Quand le langage est déserté par le dieu, nous sommes la proie de la
morsure forcenée du non-mot, un insensé qui nous dévore le corps depuis
l'intérieur de la voix. Il n'existe pas de pire inégalité que celle des êtres devant cette
souffrance. Patrick Laupin explore cette présence du non-mot, dans ces Ravins, qui
sont ceux de l'expérience de son langage, abîmes où il nous retient, au fond desquels
toute la poésie est là, non écrite. L'effroi qui repousse le langage dévale par tous les
pores du paysage où l'enfant n'a de refuge que dans l'épicentre clair et apaisant de
l'oeil du cyclone, pendant qu'il répand l'intonation de la mort dans le plus infime
soupçon d'inspiration. Comment être capable de rester seul avec cette chose et avoir
le courage de l'écrire ?
L'enfant débarque dans ce continent immergé du non-mot, où tous les chemins
conduisent à l'égarement et où il apprend à lire dans la vaste existence du mot
maman. Mais les mots veulent qu'on ne renie pas leur vie secrète, qu'on recrée du
rythme.
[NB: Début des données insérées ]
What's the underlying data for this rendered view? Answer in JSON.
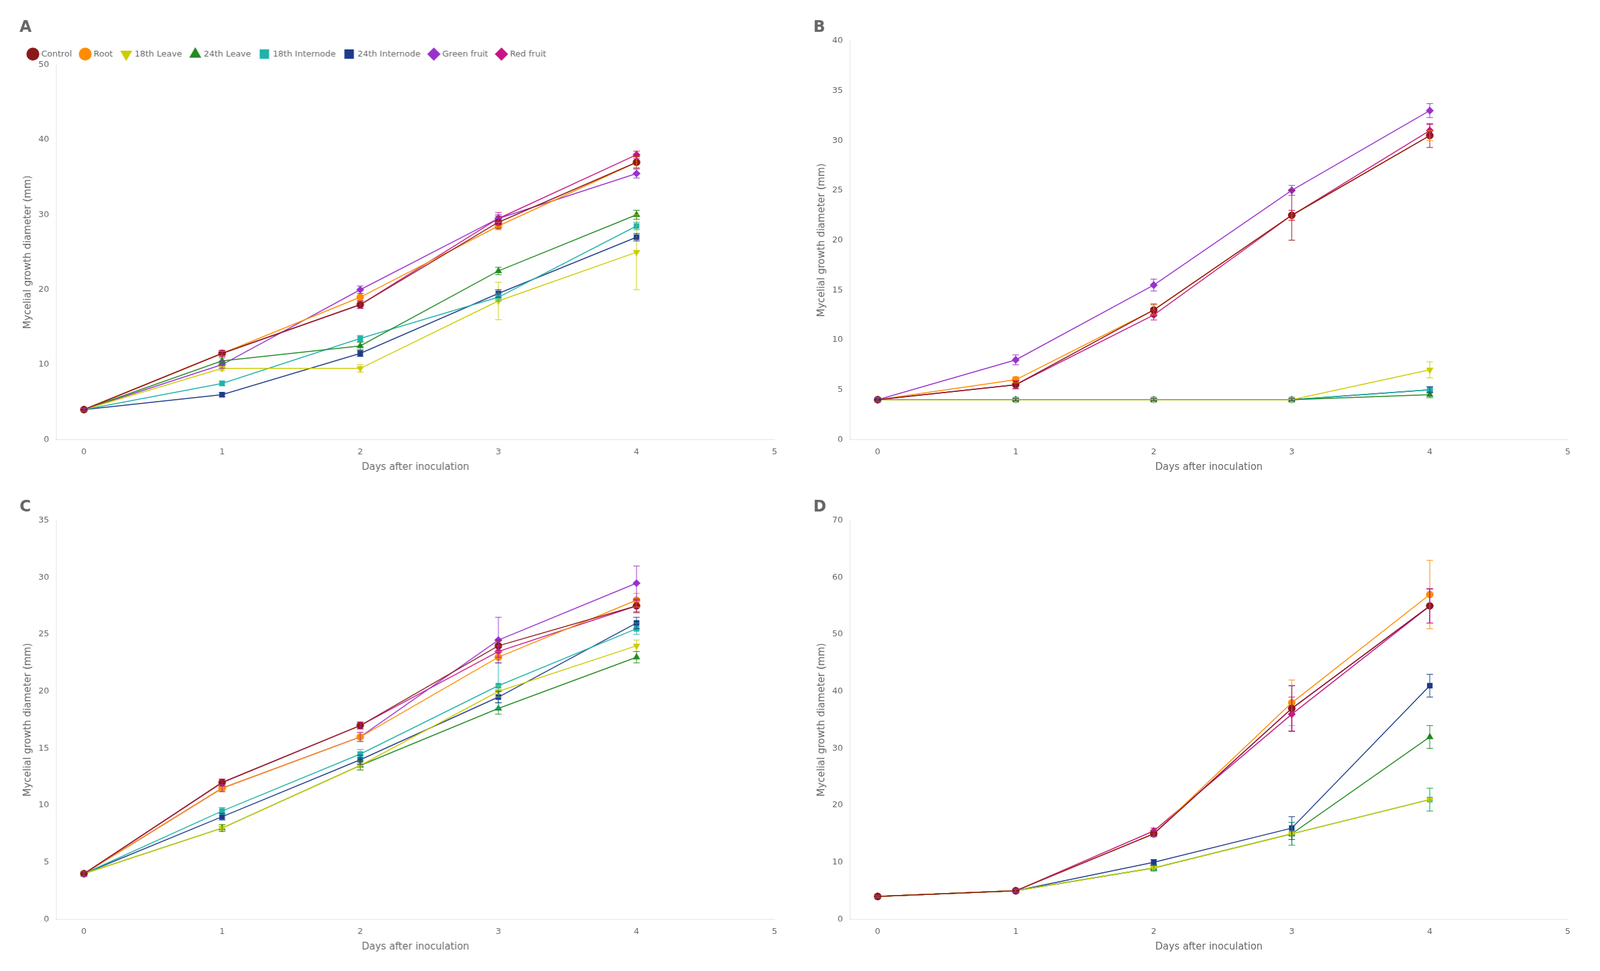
{
  "chart_data": [
    {
      "type": "line",
      "title": "A",
      "x_label": "Days after inoculation",
      "y_label": "Mycelial growth diameter (mm)",
      "x": [
        0,
        1,
        2,
        3,
        4
      ],
      "xlim": [
        -0.2,
        5
      ],
      "xticks": [
        0,
        1,
        2,
        3,
        4,
        5
      ],
      "ylim": [
        0,
        50
      ],
      "yticks": [
        0,
        10,
        20,
        30,
        40,
        50
      ],
      "grid": false,
      "legend": "upper left",
      "series": [
        {
          "name": "Control",
          "color": "#8B1A1A",
          "marker": "circle",
          "values": [
            4.0,
            11.5,
            18.0,
            29.0,
            37.0
          ],
          "yerr": [
            0.2,
            0.4,
            0.5,
            0.8,
            0.8
          ]
        },
        {
          "name": "Root",
          "color": "#FF8C00",
          "marker": "circle",
          "values": [
            4.0,
            11.5,
            19.0,
            28.5,
            37.0
          ],
          "yerr": [
            0.2,
            0.3,
            0.5,
            0.5,
            0.7
          ]
        },
        {
          "name": "18th Leave",
          "color": "#CCCC00",
          "marker": "triangle_down",
          "values": [
            4.0,
            9.5,
            9.5,
            18.5,
            25.0
          ],
          "yerr": [
            0.2,
            0.3,
            0.5,
            2.5,
            5.0
          ]
        },
        {
          "name": "24th Leave",
          "color": "#228B22",
          "marker": "triangle_up",
          "values": [
            4.0,
            10.5,
            12.5,
            22.5,
            30.0
          ],
          "yerr": [
            0.2,
            0.4,
            0.5,
            0.5,
            0.6
          ]
        },
        {
          "name": "18th Internode",
          "color": "#20B2AA",
          "marker": "square",
          "values": [
            4.0,
            7.5,
            13.5,
            19.0,
            28.5
          ],
          "yerr": [
            0.2,
            0.3,
            0.4,
            0.5,
            0.5
          ]
        },
        {
          "name": "24th Internode",
          "color": "#1E3A8A",
          "marker": "square",
          "values": [
            4.0,
            6.0,
            11.5,
            19.5,
            27.0
          ],
          "yerr": [
            0.2,
            0.3,
            0.4,
            0.5,
            0.5
          ]
        },
        {
          "name": "Green fruit",
          "color": "#9932CC",
          "marker": "diamond",
          "values": [
            4.0,
            10.0,
            20.0,
            29.5,
            35.5
          ],
          "yerr": [
            0.2,
            0.5,
            0.5,
            0.5,
            0.6
          ]
        },
        {
          "name": "Red fruit",
          "color": "#C71585",
          "marker": "diamond",
          "values": [
            4.0,
            11.5,
            18.0,
            29.5,
            38.0
          ],
          "yerr": [
            0.2,
            0.4,
            0.5,
            0.8,
            0.5
          ]
        }
      ]
    },
    {
      "type": "line",
      "title": "B",
      "x_label": "Days after inoculation",
      "y_label": "Mycelial growth diameter (mm)",
      "x": [
        0,
        1,
        2,
        3,
        4
      ],
      "xlim": [
        -0.2,
        5
      ],
      "xticks": [
        0,
        1,
        2,
        3,
        4,
        5
      ],
      "ylim": [
        0,
        40
      ],
      "yticks": [
        0,
        5,
        10,
        15,
        20,
        25,
        30,
        35,
        40
      ],
      "grid": false,
      "series": [
        {
          "name": "Control",
          "color": "#8B1A1A",
          "marker": "circle",
          "values": [
            4.0,
            5.5,
            13.0,
            22.5,
            30.5
          ],
          "yerr": [
            0.2,
            0.4,
            0.6,
            2.5,
            1.2
          ]
        },
        {
          "name": "Root",
          "color": "#FF8C00",
          "marker": "circle",
          "values": [
            4.0,
            6.0,
            13.0,
            22.5,
            30.5
          ],
          "yerr": [
            0.2,
            0.3,
            0.5,
            0.5,
            0.5
          ]
        },
        {
          "name": "18th Leave",
          "color": "#CCCC00",
          "marker": "triangle_down",
          "values": [
            4.0,
            4.0,
            4.0,
            4.0,
            7.0
          ],
          "yerr": [
            0.1,
            0.1,
            0.1,
            0.1,
            0.8
          ]
        },
        {
          "name": "24th Leave",
          "color": "#228B22",
          "marker": "triangle_up",
          "values": [
            4.0,
            4.0,
            4.0,
            4.0,
            4.5
          ],
          "yerr": [
            0.1,
            0.1,
            0.1,
            0.1,
            0.3
          ]
        },
        {
          "name": "18th Internode",
          "color": "#20B2AA",
          "marker": "square",
          "values": [
            4.0,
            4.0,
            4.0,
            4.0,
            5.0
          ],
          "yerr": [
            0.1,
            0.1,
            0.1,
            0.1,
            0.3
          ]
        },
        {
          "name": "24th Internode",
          "color": "#1E3A8A",
          "marker": "square",
          "values": [
            4.0,
            4.0,
            4.0,
            4.0,
            5.0
          ],
          "yerr": [
            0.1,
            0.1,
            0.1,
            0.1,
            0.3
          ]
        },
        {
          "name": "Green fruit",
          "color": "#9932CC",
          "marker": "diamond",
          "values": [
            4.0,
            8.0,
            15.5,
            25.0,
            33.0
          ],
          "yerr": [
            0.2,
            0.5,
            0.6,
            0.5,
            0.7
          ]
        },
        {
          "name": "Red fruit",
          "color": "#C71585",
          "marker": "diamond",
          "values": [
            4.0,
            5.5,
            12.5,
            22.5,
            31.0
          ],
          "yerr": [
            0.2,
            0.4,
            0.5,
            0.5,
            0.6
          ]
        }
      ]
    },
    {
      "type": "line",
      "title": "C",
      "x_label": "Days after inoculation",
      "y_label": "Mycelial growth diameter (mm)",
      "x": [
        0,
        1,
        2,
        3,
        4
      ],
      "xlim": [
        -0.2,
        5
      ],
      "xticks": [
        0,
        1,
        2,
        3,
        4,
        5
      ],
      "ylim": [
        0,
        35
      ],
      "yticks": [
        0,
        5,
        10,
        15,
        20,
        25,
        30,
        35
      ],
      "grid": false,
      "series": [
        {
          "name": "Control",
          "color": "#8B1A1A",
          "marker": "circle",
          "values": [
            4.0,
            12.0,
            17.0,
            24.0,
            27.5
          ],
          "yerr": [
            0.2,
            0.3,
            0.3,
            0.5,
            0.6
          ]
        },
        {
          "name": "Root",
          "color": "#FF8C00",
          "marker": "circle",
          "values": [
            4.0,
            11.5,
            16.0,
            23.0,
            28.0
          ],
          "yerr": [
            0.2,
            0.3,
            0.4,
            0.5,
            0.6
          ]
        },
        {
          "name": "18th Leave",
          "color": "#CCCC00",
          "marker": "triangle_down",
          "values": [
            4.0,
            8.0,
            13.5,
            20.0,
            24.0
          ],
          "yerr": [
            0.2,
            0.3,
            0.4,
            0.5,
            0.5
          ]
        },
        {
          "name": "24th Leave",
          "color": "#228B22",
          "marker": "triangle_up",
          "values": [
            4.0,
            8.0,
            13.5,
            18.5,
            23.0
          ],
          "yerr": [
            0.2,
            0.3,
            0.4,
            0.5,
            0.5
          ]
        },
        {
          "name": "18th Internode",
          "color": "#20B2AA",
          "marker": "square",
          "values": [
            4.0,
            9.5,
            14.5,
            20.5,
            25.5
          ],
          "yerr": [
            0.2,
            0.3,
            0.4,
            2.0,
            0.5
          ]
        },
        {
          "name": "24th Internode",
          "color": "#1E3A8A",
          "marker": "square",
          "values": [
            4.0,
            9.0,
            14.0,
            19.5,
            26.0
          ],
          "yerr": [
            0.2,
            0.3,
            0.4,
            0.5,
            0.5
          ]
        },
        {
          "name": "Green fruit",
          "color": "#9932CC",
          "marker": "diamond",
          "values": [
            4.0,
            11.5,
            16.0,
            24.5,
            29.5
          ],
          "yerr": [
            0.2,
            0.3,
            0.4,
            2.0,
            1.5
          ]
        },
        {
          "name": "Red fruit",
          "color": "#C71585",
          "marker": "diamond",
          "values": [
            4.0,
            12.0,
            17.0,
            23.5,
            27.5
          ],
          "yerr": [
            0.2,
            0.3,
            0.3,
            0.5,
            0.5
          ]
        }
      ]
    },
    {
      "type": "line",
      "title": "D",
      "x_label": "Days after inoculation",
      "y_label": "Mycelial growth diameter (mm)",
      "x": [
        0,
        1,
        2,
        3,
        4
      ],
      "xlim": [
        -0.2,
        5
      ],
      "xticks": [
        0,
        1,
        2,
        3,
        4,
        5
      ],
      "ylim": [
        0,
        70
      ],
      "yticks": [
        0,
        10,
        20,
        30,
        40,
        50,
        60,
        70
      ],
      "grid": false,
      "series": [
        {
          "name": "Control",
          "color": "#8B1A1A",
          "marker": "circle",
          "values": [
            4.0,
            5.0,
            15.0,
            37.0,
            55.0
          ],
          "yerr": [
            0.2,
            0.3,
            0.5,
            4.0,
            3.0
          ]
        },
        {
          "name": "Root",
          "color": "#FF8C00",
          "marker": "circle",
          "values": [
            4.0,
            5.0,
            15.0,
            38.0,
            57.0
          ],
          "yerr": [
            0.2,
            0.3,
            0.5,
            4.0,
            6.0
          ]
        },
        {
          "name": "18th Leave",
          "color": "#CCCC00",
          "marker": "triangle_down",
          "values": [
            4.0,
            5.0,
            9.0,
            15.0,
            21.0
          ],
          "yerr": [
            0.2,
            0.3,
            0.5,
            2.0,
            2.0
          ]
        },
        {
          "name": "24th Leave",
          "color": "#228B22",
          "marker": "triangle_up",
          "values": [
            4.0,
            5.0,
            9.0,
            15.0,
            32.0
          ],
          "yerr": [
            0.2,
            0.3,
            0.5,
            2.0,
            2.0
          ]
        },
        {
          "name": "18th Internode",
          "color": "#20B2AA",
          "marker": "square",
          "values": [
            4.0,
            5.0,
            9.0,
            15.0,
            21.0
          ],
          "yerr": [
            0.2,
            0.3,
            0.5,
            2.0,
            2.0
          ]
        },
        {
          "name": "24th Internode",
          "color": "#1E3A8A",
          "marker": "square",
          "values": [
            4.0,
            5.0,
            10.0,
            16.0,
            41.0
          ],
          "yerr": [
            0.2,
            0.3,
            0.5,
            2.0,
            2.0
          ]
        },
        {
          "name": "Green fruit",
          "color": "#9932CC",
          "marker": "diamond",
          "values": [
            4.0,
            5.0,
            15.0,
            37.0,
            55.0
          ],
          "yerr": [
            0.2,
            0.3,
            0.5,
            4.0,
            3.0
          ]
        },
        {
          "name": "Red fruit",
          "color": "#C71585",
          "marker": "diamond",
          "values": [
            4.0,
            5.0,
            15.5,
            36.0,
            55.0
          ],
          "yerr": [
            0.2,
            0.3,
            0.5,
            3.0,
            3.0
          ]
        }
      ]
    }
  ]
}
Un mur invisible sépare ce que l'on sent de ce que l'on rêve, l'écriture est la
folle espérance de retrouvailles, une personne dans le corps invisible des émotions.
De l'amour fou de maman qui constitue l'ombilic du livre, il ne sortira que par un
désir insensé de retour et par une ultime rencontre privée d'étreinte qui fait du
rêve une réalité, où l'émotion se transmet sans obstacle. Il faut alors le pacte de
l'expérience poétique entre la voix de l'enfant et l'écriture pour concilier le rêve et
la réalité en vue de l'élan nécessaire, en ignorant à jamais s'il faut devenir le ravin
du monde ou descendre accompagné de quelqu'un.
Quiconque écoute tient en vie son prochain. Mais ce gravir est comme précédé
d'un ciel de toutes les douleurs à l'envers.
Un Livre a nom sans bruit, il a pitié du très seul, il se tient dans la droiture
de son événement, son silence contient autant de vertige qu'un brin d'herbe
au matin.
Ravins est à Patrick Laupin ce que les Visages et les Voix (première édition 1991)
est aux mineurs des Cévennes, le Courage des oiseaux (première édition 1998) aux
enfants en échec scolaire, l'Homme Imprononçable (2007) à ceux-là rencontrés
«pourvoyeurs d'abîme» et autres compagnons du silence.